JR釜田駅を中心に広がるネオン街、眠らない町と言われるこの町を夜訪れるのは初めてだった。この間の御影の話を聞いて、正直怖いもの見たさに近い興味を覚え、ネットを駆使し御影の二の轍を踏まぬよう万全の準備をしてきた。財布の中には工場で働いて稼いだ三万円が鎮座している、札に印刷された諭吉翁が僕を見つめて笑っているような気がした。とりあえず、駅前の飲み屋街を通り目指す堀内通へと足を伸ばしていく。
わくわく
わくわく
どきどき
どきどき
鼓動が高鳴る。歳相応の好奇心と期待が血管を流れいつもより早足になっているようだ。
分不相応に大きな市役所の脇道を真っ直ぐ歩いていくと、どんどん物寂しく町の明かりが少なくなっていく、期待と不安が胸を焦がす中、とうとう堀内に着いた。
寂れた町、そう形容するしかない区画であった。暗闇を彩り人々を引き寄せる誘蛾灯のはずのネオンはどこか心もとなく、ネオンを付けている店舗にも、いやこの区画全体がどこか元気、活気、生命力のようなものを喪失してしまったかのようだ。
御影の言葉を思い出した、かつてここだけでなくあちこちの地域で行なわれていたコトに不可分なものとして結びついていた神性や崇敬、文章化できぬ熱い情念は時代の流れとともに切り離されなくなってしまった。今ここにあるのは欲望の売買でしかない、そんな事を考えていると、この場所にいること自体がなんだか不気味、いや卑小に思えてくる。
帰ろう、そう思い通りに背を向けたその瞬間に、魔性が網膜に映し出された。
この堀内通には無数の脇道や細い路地裏がありその中では中華風の看板や赤提灯、暖簾も看板も出されていない小商いの店舗など、都市の闇に蠢く魑魅魍魎とも言うべき魔境が如きアンダーグラウンドの体を成しているのであるが、その入り口に立ちシンプルながら色気を抑えぬ服飾で身を飾る美女は出来すぎの一言に尽きる。その容姿を形容するのは千の言葉をつぎ込み万の賛辞を与えても不相応であろうというもので、一言で済ませて仕舞えば『絶世の美女』なる語はこの女性のために作り出されたものであろう。

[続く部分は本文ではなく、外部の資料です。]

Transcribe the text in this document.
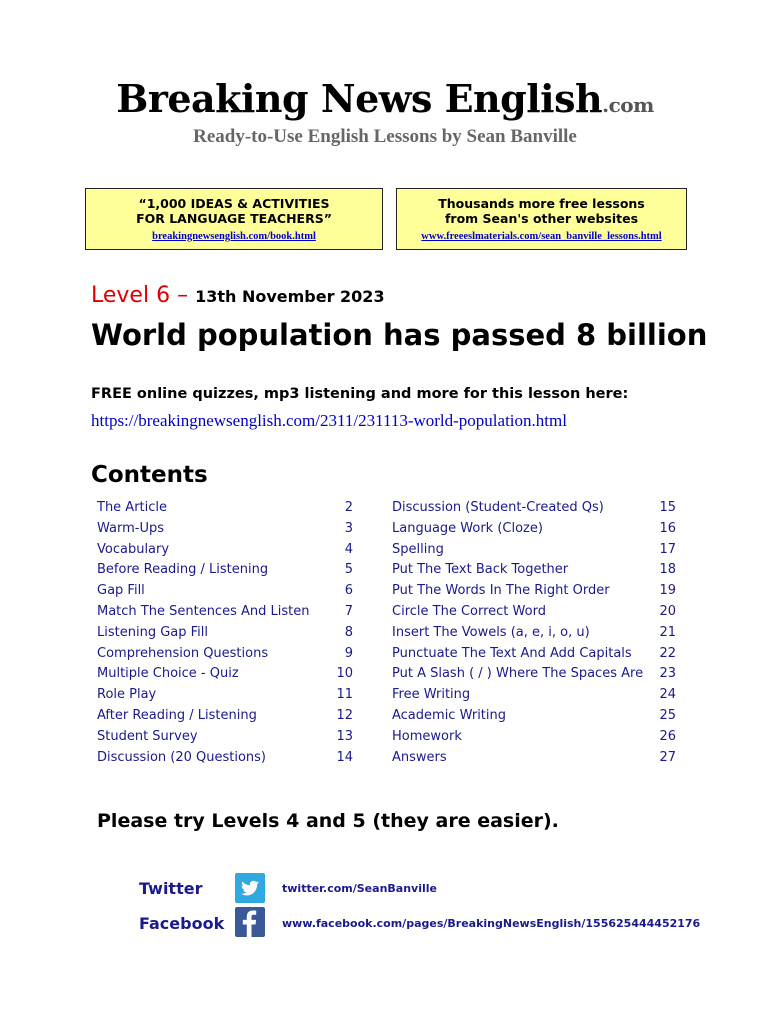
Breaking News English.com
Ready-to-Use English Lessons by Sean Banville
“1,000 IDEAS & ACTIVITIES
FOR LANGUAGE TEACHERS”
breakingnewsenglish.com/book.html
Thousands more free lessons
from Sean's other websites
www.freeeslmaterials.com/sean_banville_lessons.html
Level 6 – 13th November 2023
World population has passed 8 billion
FREE online quizzes, mp3 listening and more for this lesson here:
https://breakingnewsenglish.com/2311/231113-world-population.html
Contents
The Article	2
Warm-Ups	3
Vocabulary	4
Before Reading / Listening	5
Gap Fill	6
Match The Sentences And Listen	7
Listening Gap Fill	8
Comprehension Questions	9
Multiple Choice - Quiz	10
Role Play	11
After Reading / Listening	12
Student Survey	13
Discussion (20 Questions)	14
Discussion (Student-Created Qs)	15
Language Work (Cloze)	16
Spelling	17
Put The Text Back Together	18
Put The Words In The Right Order	19
Circle The Correct Word	20
Insert The Vowels (a, e, i, o, u)	21
Punctuate The Text And Add Capitals	22
Put A Slash ( / ) Where The Spaces Are	23
Free Writing	24
Academic Writing	25
Homework	26
Answers	27
Please try Levels 4 and 5 (they are easier).
Twitter	twitter.com/SeanBanville
Facebook	www.facebook.com/pages/BreakingNewsEnglish/155625444452176
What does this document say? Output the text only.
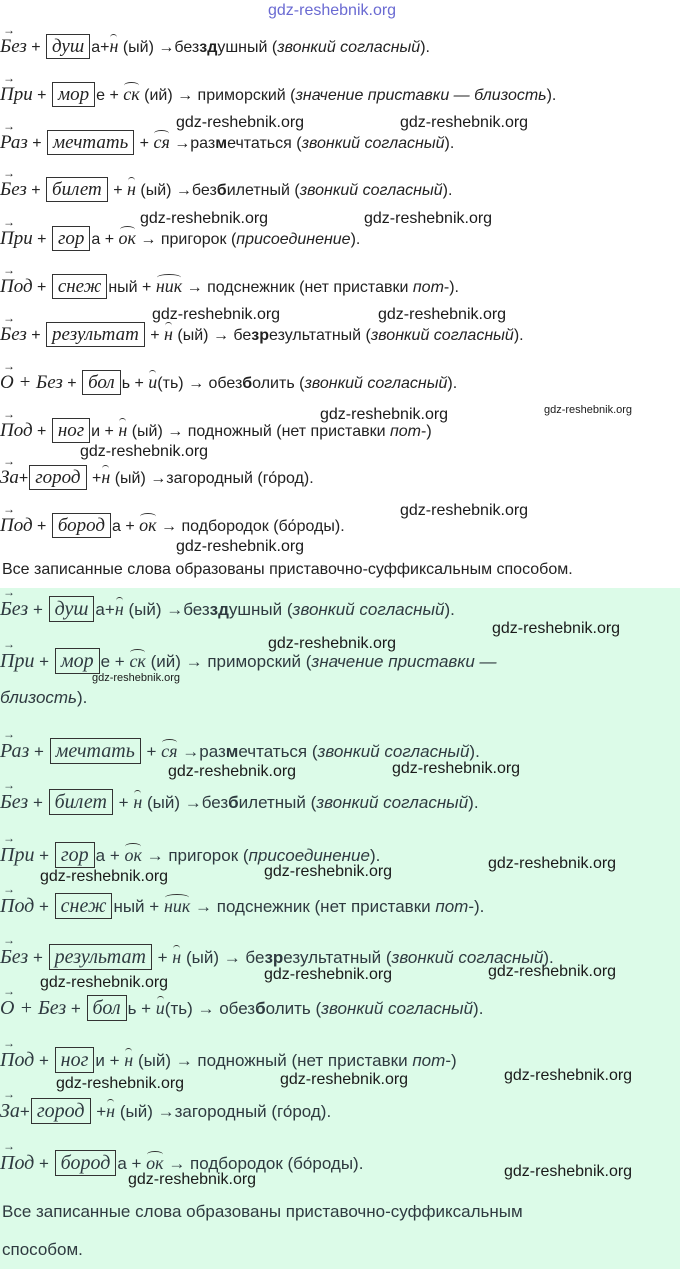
gdz-reshebnik.org
→ Без + душ а+н (ый) →безздушный (звонкий согласный).
→ При + мор е + ск (ий) → приморский (значение приставки — близость).
→ Раз + мечтать + ся →размечтаться (звонкий согласный).
→ Без + билет + н (ый) →безбилетный (звонкий согласный).
→ При + гор а + ок → пригорок (присоединение).
→ Под + снеж ный + ник → подснежник (нет приставки пот-).
→ Без + результат + н (ый) → безрезультатный (звонкий согласный).
→ О + Без + бол ь + и(ть) → обезболить (звонкий согласный).
→ Под + ног и + н (ый) → подножный (нет приставки пот-)
→ За+ город +н (ый) →загородный (го́род).
→ Под + бород а + ок → подбородок (бо́роды).
Все записанные слова образованы приставочно-суффиксальным способом.
gdz-reshebnik.org	gdz-reshebnik.org
gdz-reshebnik.org	gdz-reshebnik.org
gdz-reshebnik.org	gdz-reshebnik.org
gdz-reshebnik.org	gdz-reshebnik.org
gdz-reshebnik.org
gdz-reshebnik.org
gdz-reshebnik.org
→ Без + душ а+н (ый) →безздушный (звонкий согласный).
→ При + мор е + ск (ий) → приморский (значение приставки —
близость).
→ Раз + мечтать + ся →размечтаться (звонкий согласный).
→ Без + билет + н (ый) →безбилетный (звонкий согласный).
→ При + гор а + ок → пригорок (присоединение).
→ Под + снеж ный + ник → подснежник (нет приставки пот-).
→ Без + результат + н (ый) → безрезультатный (звонкий согласный).
→ О + Без + бол ь + и(ть) → обезболить (звонкий согласный).
→ Под + ног и + н (ый) → подножный (нет приставки пот-)
→ За+ город +н (ый) →загородный (го́род).
→ Под + бород а + ок → подбородок (бо́роды).
Все записанные слова образованы приставочно-суффиксальным
способом.
gdz-reshebnik.org
gdz-reshebnik.org
gdz-reshebnik.org
gdz-reshebnik.org	gdz-reshebnik.org
gdz-reshebnik.org
gdz-reshebnik.org	gdz-reshebnik.org
gdz-reshebnik.org	gdz-reshebnik.org	gdz-reshebnik.org
gdz-reshebnik.org	gdz-reshebnik.org	gdz-reshebnik.org
gdz-reshebnik.org
gdz-reshebnik.org
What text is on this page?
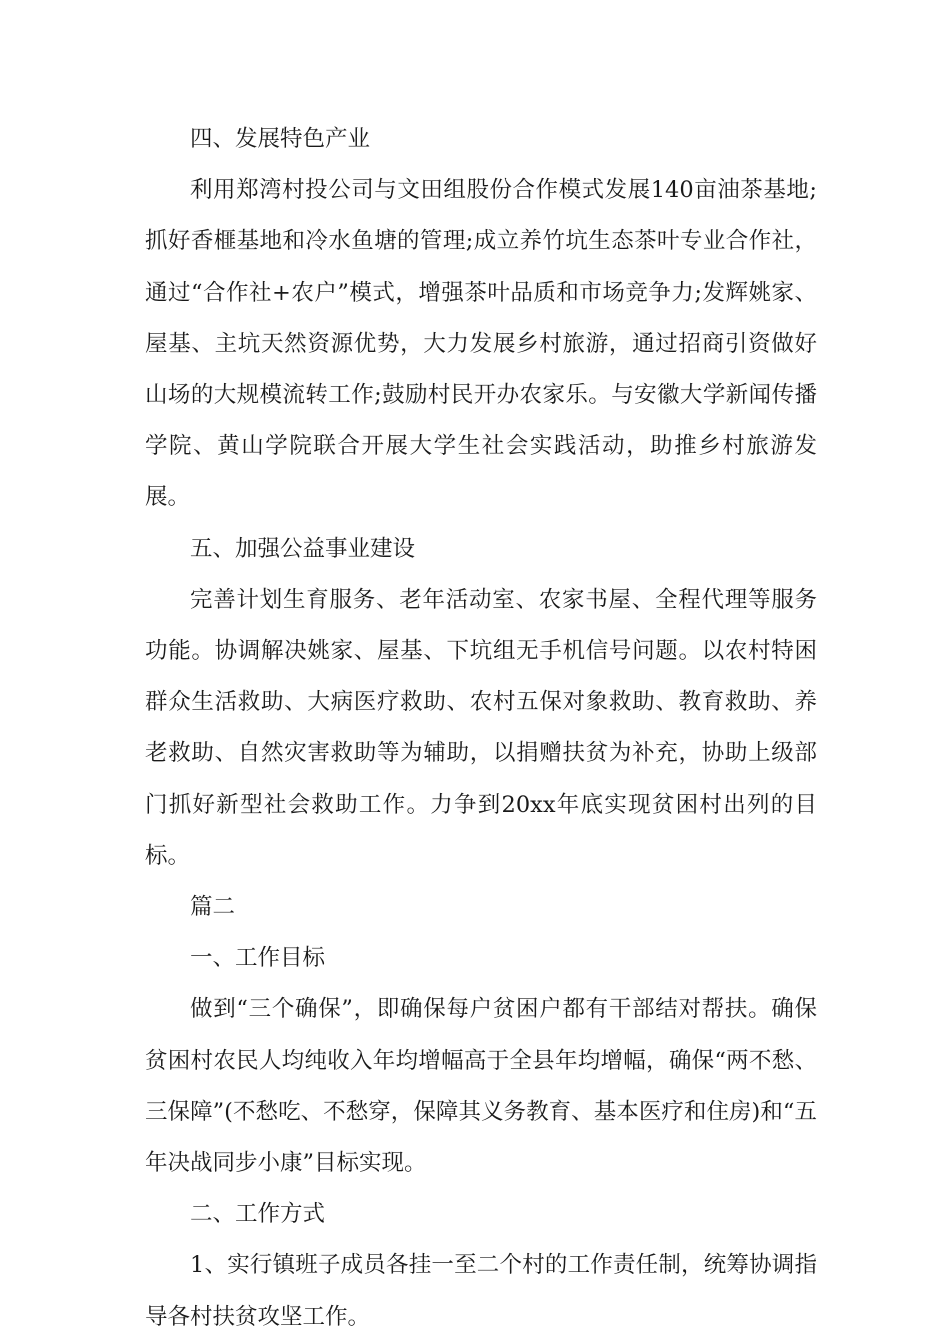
四、发展特色产业

利用郑湾村投公司与文田组股份合作模式发展140亩油茶基地;抓好香榧基地和冷水鱼塘的管理;成立养竹坑生态茶叶专业合作社，通过“合作社+农户”模式，增强茶叶品质和市场竞争力;发辉姚家、屋基、主坑天然资源优势，大力发展乡村旅游，通过招商引资做好山场的大规模流转工作;鼓励村民开办农家乐。与安徽大学新闻传播学院、黄山学院联合开展大学生社会实践活动，助推乡村旅游发展。

五、加强公益事业建设

完善计划生育服务、老年活动室、农家书屋、全程代理等服务功能。协调解决姚家、屋基、下坑组无手机信号问题。以农村特困群众生活救助、大病医疗救助、农村五保对象救助、教育救助、养老救助、自然灾害救助等为辅助，以捐赠扶贫为补充，协助上级部门抓好新型社会救助工作。力争到20xx年底实现贫困村出列的目标。

篇二

一、工作目标

做到“三个确保”，即确保每户贫困户都有干部结对帮扶。确保贫困村农民人均纯收入年均增幅高于全县年均增幅，确保“两不愁、三保障”(不愁吃、不愁穿，保障其义务教育、基本医疗和住房)和“五年决战同步小康”目标实现。

二、工作方式

1、实行镇班子成员各挂一至二个村的工作责任制，统筹协调指导各村扶贫攻坚工作。
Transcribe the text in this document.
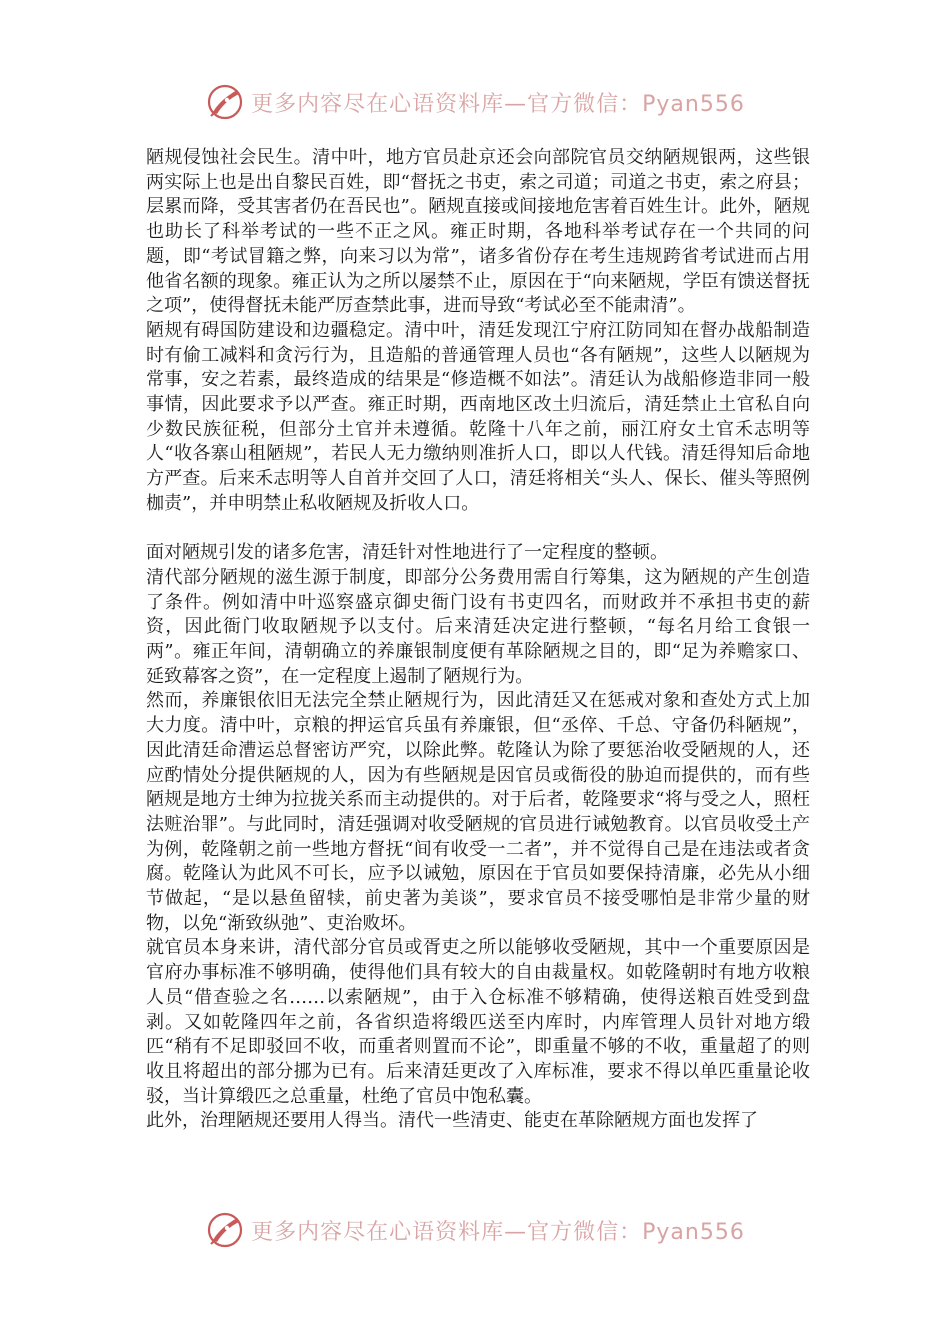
更多内容尽在心语资料库—官方微信：Pyan556

陋规侵蚀社会民生。清中叶，地方官员赴京还会向部院官员交纳陋规银两，这些银两实际上也是出自黎民百姓，即“督抚之书吏，索之司道；司道之书吏，索之府县；层累而降，受其害者仍在吾民也”。陋规直接或间接地危害着百姓生计。此外，陋规也助长了科举考试的一些不正之风。雍正时期，各地科举考试存在一个共同的问题，即“考试冒籍之弊，向来习以为常”，诸多省份存在考生违规跨省考试进而占用他省名额的现象。雍正认为之所以屡禁不止，原因在于“向来陋规，学臣有馈送督抚之项”，使得督抚未能严厉查禁此事，进而导致“考试必至不能肃清”。

陋规有碍国防建设和边疆稳定。清中叶，清廷发现江宁府江防同知在督办战船制造时有偷工减料和贪污行为，且造船的普通管理人员也“各有陋规”，这些人以陋规为常事，安之若素，最终造成的结果是“修造概不如法”。清廷认为战船修造非同一般事情，因此要求予以严查。雍正时期，西南地区改土归流后，清廷禁止土官私自向少数民族征税，但部分土官并未遵循。乾隆十八年之前，丽江府女土官禾志明等人“收各寨山租陋规”，若民人无力缴纳则准折人口，即以人代钱。清廷得知后命地方严查。后来禾志明等人自首并交回了人口，清廷将相关“头人、保长、催头等照例枷责”，并申明禁止私收陋规及折收人口。

面对陋规引发的诸多危害，清廷针对性地进行了一定程度的整顿。

清代部分陋规的滋生源于制度，即部分公务费用需自行筹集，这为陋规的产生创造了条件。例如清中叶巡察盛京御史衙门设有书吏四名，而财政并不承担书吏的薪资，因此衙门收取陋规予以支付。后来清廷决定进行整顿，“每名月给工食银一两”。雍正年间，清朝确立的养廉银制度便有革除陋规之目的，即“足为养赡家口、延致幕客之资”，在一定程度上遏制了陋规行为。

然而，养廉银依旧无法完全禁止陋规行为，因此清廷又在惩戒对象和查处方式上加大力度。清中叶，京粮的押运官兵虽有养廉银，但“丞倅、千总、守备仍科陋规”，因此清廷命漕运总督密访严究，以除此弊。乾隆认为除了要惩治收受陋规的人，还应酌情处分提供陋规的人，因为有些陋规是因官员或衙役的胁迫而提供的，而有些陋规是地方士绅为拉拢关系而主动提供的。对于后者，乾隆要求“将与受之人，照枉法赃治罪”。与此同时，清廷强调对收受陋规的官员进行诫勉教育。以官员收受土产为例，乾隆朝之前一些地方督抚“间有收受一二者”，并不觉得自己是在违法或者贪腐。乾隆认为此风不可长，应予以诫勉，原因在于官员如要保持清廉，必先从小细节做起，“是以悬鱼留犊，前史著为美谈”，要求官员不接受哪怕是非常少量的财物，以免“渐致纵弛”、吏治败坏。

就官员本身来讲，清代部分官员或胥吏之所以能够收受陋规，其中一个重要原因是官府办事标准不够明确，使得他们具有较大的自由裁量权。如乾隆朝时有地方收粮人员“借查验之名……以索陋规”，由于入仓标准不够精确，使得送粮百姓受到盘剥。又如乾隆四年之前，各省织造将缎匹送至内库时，内库管理人员针对地方缎匹“稍有不足即驳回不收，而重者则置而不论”，即重量不够的不收，重量超了的则收且将超出的部分挪为已有。后来清廷更改了入库标准，要求不得以单匹重量论收驳，当计算缎匹之总重量，杜绝了官员中饱私囊。

此外，治理陋规还要用人得当。清代一些清吏、能吏在革除陋规方面也发挥了

更多内容尽在心语资料库—官方微信：Pyan556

綺麗だなあ、と顔をとろりと弛緩させ鼻の下を伸ばしていた所、心の隙間に入り込むような言葉が飛んできた。
「あらあら、どう間違えたんだかこんな所にかわいい子が紛れ込んできたようね」
あまりのことにあうあうとしか返せなかったが、彼女はうふふと笑いとりなしてくれる。
「その様子じゃあぜんぜん慣れてないみたい。じゃあさ、私とすこし遊ばない?」
もう思考も言葉も予算も不要であろう、二つ返事で美女の後ろについていき非常階段をかんかんかんかんと上っていく、きゅっと締まった小尻がまたいろっぽいなんて語では言い表せない。ともすれば見えてしまいそうな短いスカートにタイツなど反則であろう、先導されるがままレンタルルームの一室に通された。もう心臓が破裂してしまいそうな勢いでビートを刻む、血管が収縮する音が耳を通さずして鼓膜に響く。ああ、なんたる幸せ、何たる僥倖、お父さん、お母さん、浩一は今宵男になって参りますと焦点の合わぬ眼で宙を見ながら心に囁く。
彼女は何か香のようなものを焚きだした、よく分からないが禅だのネイチャーだのが好きな人なのであろうか。彼女は綺麗に整った顔立ちに輝く眼で僕を見ると、ぞっとするような微笑を浮かべすうと音を立てずにすぐ隣に座ってきたのである。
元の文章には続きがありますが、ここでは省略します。